I disagree, because the person who is hunting ( in your example, coyotes) still has to locate them and be able to camouflage himself to be able to make that shot . Pressured coyotes and wolves are suspicious of everything even at 400 yards or better. It's what varmint hu tong is all about.
In the case of a deer at say, 500 yards, the hunter still has to locate the deer , a d get into position to make that shot . That means he may have stalked for quite a while to get into that position Nd can get no closer .
For example. If a moose hunter is calling and the bull hangs up at 200 yards , he is still hunting if he kills the bull at that range.
Putting an arbitrary distance on whether or not a person is hunting is ridiculous because there are a pile of traditional bow hunters out there that refuse to shoot past 25 yards . Doesn't mean the trad hunter who can make the shot at 40 yards is not a hunter. Same as rifle hunting .

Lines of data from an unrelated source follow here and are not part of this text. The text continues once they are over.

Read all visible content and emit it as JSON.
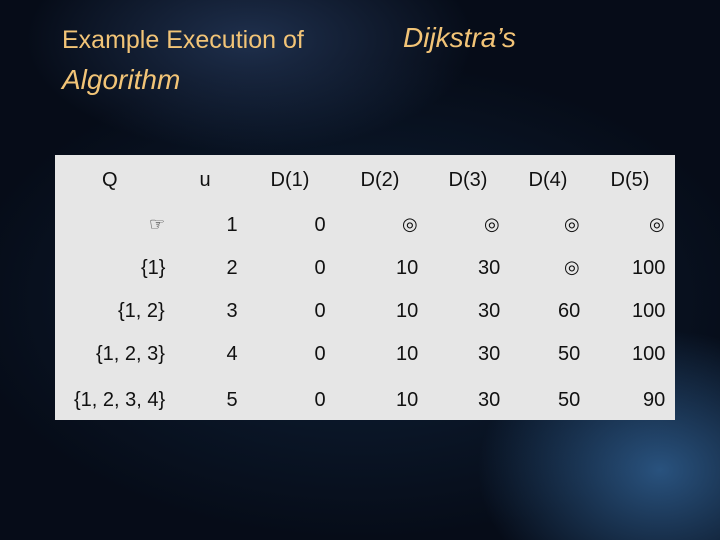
{
  "title": {
    "lead": "Example Execution of",
    "name": "Dijkstra’s",
    "rest": "Algorithm"
  },
  "table": {
    "header": [
      "Q",
      "u",
      "D(1)",
      "D(2)",
      "D(3)",
      "D(4)",
      "D(5)"
    ],
    "rows": [
      [
        "☞",
        "1",
        "0",
        "◎",
        "◎",
        "◎",
        "◎"
      ],
      [
        "{1}",
        "2",
        "0",
        "10",
        "30",
        "◎",
        "100"
      ],
      [
        "{1, 2}",
        "3",
        "0",
        "10",
        "30",
        "60",
        "100"
      ],
      [
        "{1, 2, 3}",
        "4",
        "0",
        "10",
        "30",
        "50",
        "100"
      ],
      [
        "{1, 2, 3, 4}",
        "5",
        "0",
        "10",
        "30",
        "50",
        "90"
      ]
    ]
  }
}
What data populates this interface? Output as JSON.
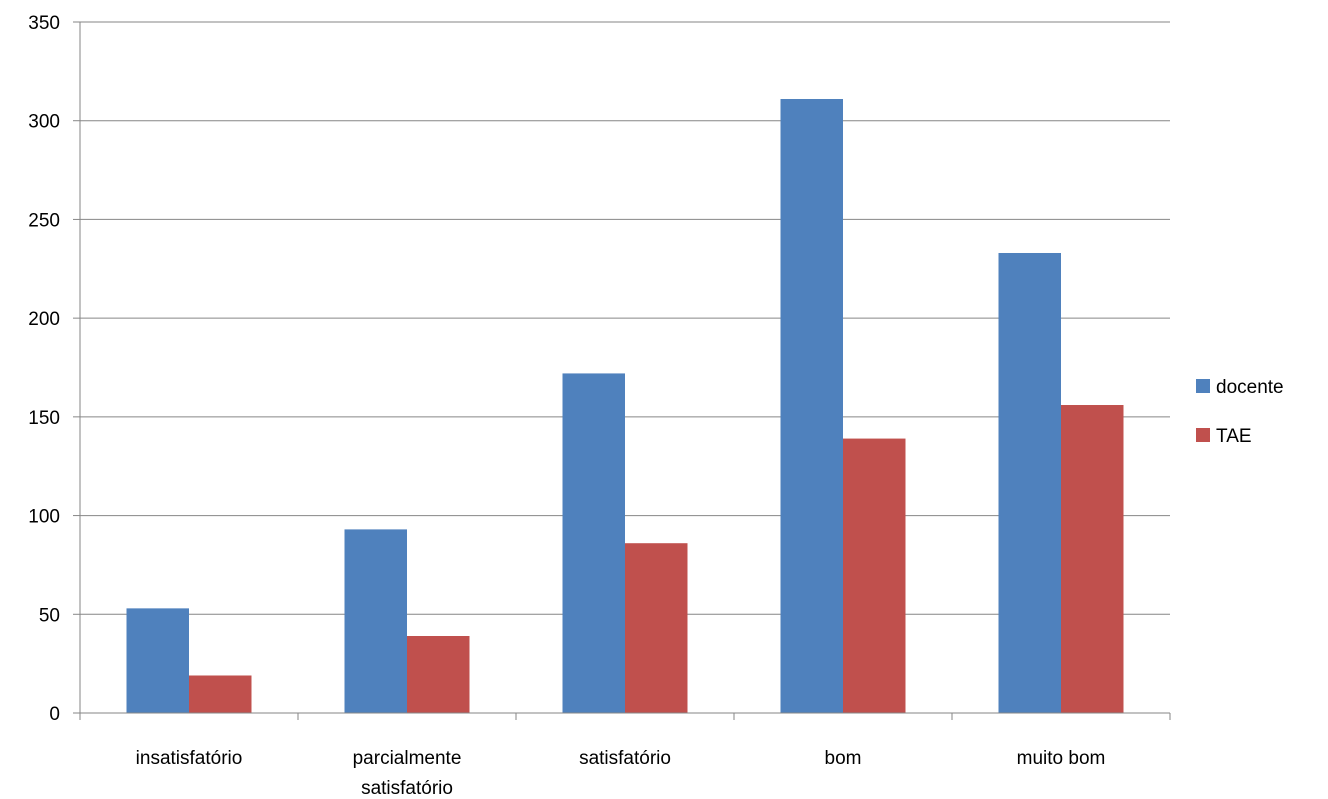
{
  "chart_data": {
    "type": "bar",
    "categories": [
      [
        "insatisfatório"
      ],
      [
        "parcialmente",
        "satisfatório"
      ],
      [
        "satisfatório"
      ],
      [
        "bom"
      ],
      [
        "muito bom"
      ]
    ],
    "series": [
      {
        "name": "docente",
        "values": [
          53,
          93,
          172,
          311,
          233
        ],
        "color": "#4F81BD"
      },
      {
        "name": "TAE",
        "values": [
          19,
          39,
          86,
          139,
          156
        ],
        "color": "#C0504D"
      }
    ],
    "yticks": [
      0,
      50,
      100,
      150,
      200,
      250,
      300,
      350
    ],
    "ylim": [
      0,
      350
    ],
    "grid": true,
    "legend_position": "right"
  }
}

I personally have made kills at less than 12 yards with a rifle. Does that mean any animal I killed when I was out for less than an hour and shot at over 100 yards, that I was not hunting ?
Shooting is part of hunting if you are shooting at an animal.
Otherwise no, the two are not in the same category, but a person has to own their shot after it is out of the rifle, be it a clean kill or a wounding shot regardless of the distance.